First, we should talk about the new Power8 chip. There are 12 CPU cores, each with 512KB of L2 SRAM and 8MB of L3 EDRAM, for a total of 6MB L2 and 96MB L3 cache respectively. There is then a further 230GB/sec of bandwidth to 1TB of DRAM. Whereas each Intel Xeon core is capable of two-way simultaneous threading, and Power7+ cores can do four threads, Power8 ups the ante to eight simlutaneous threads (SMT). As you’d expect, other parts of the chip have been similarly expanded to cater for the Power8’s massive parallelism: There are eight decoders (up from 6), six dispatches per clock cycle, a doubling of load units (4), the data cache can now process four 128-bit transactions per cycle, and the bus width between the L2 and data cache is now 512 bits. Take a look at the block diagram below and be awed by its massive parallelism and throughput.
We expect the Power8 will eventually be capable of clock speeds around 4.5GHz, with a TDP in the region of 250 watts. At this speed, the Power8 CPU will be around 60% faster than the Power7+ in single-threaded applications, and more than two times faster in multithreaded tasks. In certain cases, IBM says the Power8 is capable of analyzing Big Data workloads between 50 and 1,000 times faster than comparable x86 systems (the same amount of RAM, the same number of cores).
Compared to its competitors (Power 7+, the Oracle Sparc T5, the Intel Xeon), the Power8 is anywhere between two and three times more processing power per socket. This is mostly due to the massive thread count (96 vs. 30 for the latest 15-core E7-8890 v2 Xeon), and utterly insane memory bandwidth (230GB/sec vs. 85GB/sec). In terms of performance per watt, though, the Xeon (~150W TDP) is probably just ahead of the Power8 — but in general, when you’re talking servers, power consumption generally plays second fiddle to performance density (how many gigaflops you can squeeze out of a single server).
Beyond raw SPECint and SPECfp performance, Power8 also introduces CAPI (Coherence Attach Processor Interface). CAPI is a direct link into the CPU, allowing peripherals and coprocessors to communicate directly with the CPU, bypassing (substantial) operating system and driver overheads.

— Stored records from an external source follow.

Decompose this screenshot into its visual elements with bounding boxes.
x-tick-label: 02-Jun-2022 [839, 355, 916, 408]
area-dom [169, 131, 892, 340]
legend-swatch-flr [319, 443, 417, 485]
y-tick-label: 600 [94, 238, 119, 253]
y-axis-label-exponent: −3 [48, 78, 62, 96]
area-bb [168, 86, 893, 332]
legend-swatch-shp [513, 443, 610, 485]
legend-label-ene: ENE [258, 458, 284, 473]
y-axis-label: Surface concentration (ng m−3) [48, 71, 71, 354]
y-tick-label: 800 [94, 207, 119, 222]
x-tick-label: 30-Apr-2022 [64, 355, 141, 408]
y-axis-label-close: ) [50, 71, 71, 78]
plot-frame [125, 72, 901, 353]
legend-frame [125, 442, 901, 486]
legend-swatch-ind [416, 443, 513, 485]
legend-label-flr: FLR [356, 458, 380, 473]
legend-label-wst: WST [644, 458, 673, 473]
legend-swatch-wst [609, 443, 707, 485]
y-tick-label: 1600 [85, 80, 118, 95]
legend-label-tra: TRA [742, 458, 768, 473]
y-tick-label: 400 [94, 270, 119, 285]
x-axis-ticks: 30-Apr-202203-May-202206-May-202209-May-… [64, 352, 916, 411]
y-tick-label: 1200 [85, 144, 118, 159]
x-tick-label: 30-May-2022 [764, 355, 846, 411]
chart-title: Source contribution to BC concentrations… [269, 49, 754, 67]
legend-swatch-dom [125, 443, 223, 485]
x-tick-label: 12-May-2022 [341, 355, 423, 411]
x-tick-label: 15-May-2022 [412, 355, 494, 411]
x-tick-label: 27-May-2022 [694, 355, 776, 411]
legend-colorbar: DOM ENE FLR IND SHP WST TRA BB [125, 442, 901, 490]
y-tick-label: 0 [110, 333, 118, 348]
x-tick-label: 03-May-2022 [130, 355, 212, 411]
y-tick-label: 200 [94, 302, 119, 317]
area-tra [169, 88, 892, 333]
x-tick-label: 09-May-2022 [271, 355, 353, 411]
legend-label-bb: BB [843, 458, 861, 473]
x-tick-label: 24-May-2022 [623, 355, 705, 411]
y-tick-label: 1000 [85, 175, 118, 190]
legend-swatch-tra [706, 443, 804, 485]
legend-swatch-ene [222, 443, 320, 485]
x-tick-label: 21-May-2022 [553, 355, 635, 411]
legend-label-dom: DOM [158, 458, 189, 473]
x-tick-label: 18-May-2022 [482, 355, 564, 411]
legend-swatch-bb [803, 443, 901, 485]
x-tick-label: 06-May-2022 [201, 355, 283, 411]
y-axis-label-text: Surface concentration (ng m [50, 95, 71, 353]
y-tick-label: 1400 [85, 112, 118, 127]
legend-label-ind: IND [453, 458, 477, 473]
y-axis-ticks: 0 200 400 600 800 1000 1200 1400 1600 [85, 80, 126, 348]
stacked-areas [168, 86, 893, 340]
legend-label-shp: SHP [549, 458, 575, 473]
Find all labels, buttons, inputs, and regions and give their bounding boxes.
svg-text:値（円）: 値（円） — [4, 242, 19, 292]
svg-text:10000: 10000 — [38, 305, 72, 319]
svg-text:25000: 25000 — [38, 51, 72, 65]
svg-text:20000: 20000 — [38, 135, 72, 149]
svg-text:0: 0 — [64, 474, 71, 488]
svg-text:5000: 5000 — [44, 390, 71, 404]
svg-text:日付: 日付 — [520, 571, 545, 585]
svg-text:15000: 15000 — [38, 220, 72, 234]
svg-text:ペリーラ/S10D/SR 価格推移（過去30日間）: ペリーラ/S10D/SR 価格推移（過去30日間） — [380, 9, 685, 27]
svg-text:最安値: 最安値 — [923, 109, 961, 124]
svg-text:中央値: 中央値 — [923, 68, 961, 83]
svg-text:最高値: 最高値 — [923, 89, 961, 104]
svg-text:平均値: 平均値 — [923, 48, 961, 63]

CAPI is similar to Intel’s QPI, but where QPI is closed and proprietary, IBM is opening up CAPI to third parties. IBM’s Power Systems CTO, Satya Sharma, told me in an interview that in the case of flash memory attached via CAPI the overhead is reduced by a factor of 20. More importantly, though, CAPI can be used to attach coprocessors — GPUs, FPGAs — directly to the Power8 CPU for some truly insane workload-specific performance boosts. It is due to these CAPI-attached coprocessors that a Power8 system can be 1,000 times faster than a comparable x86 system.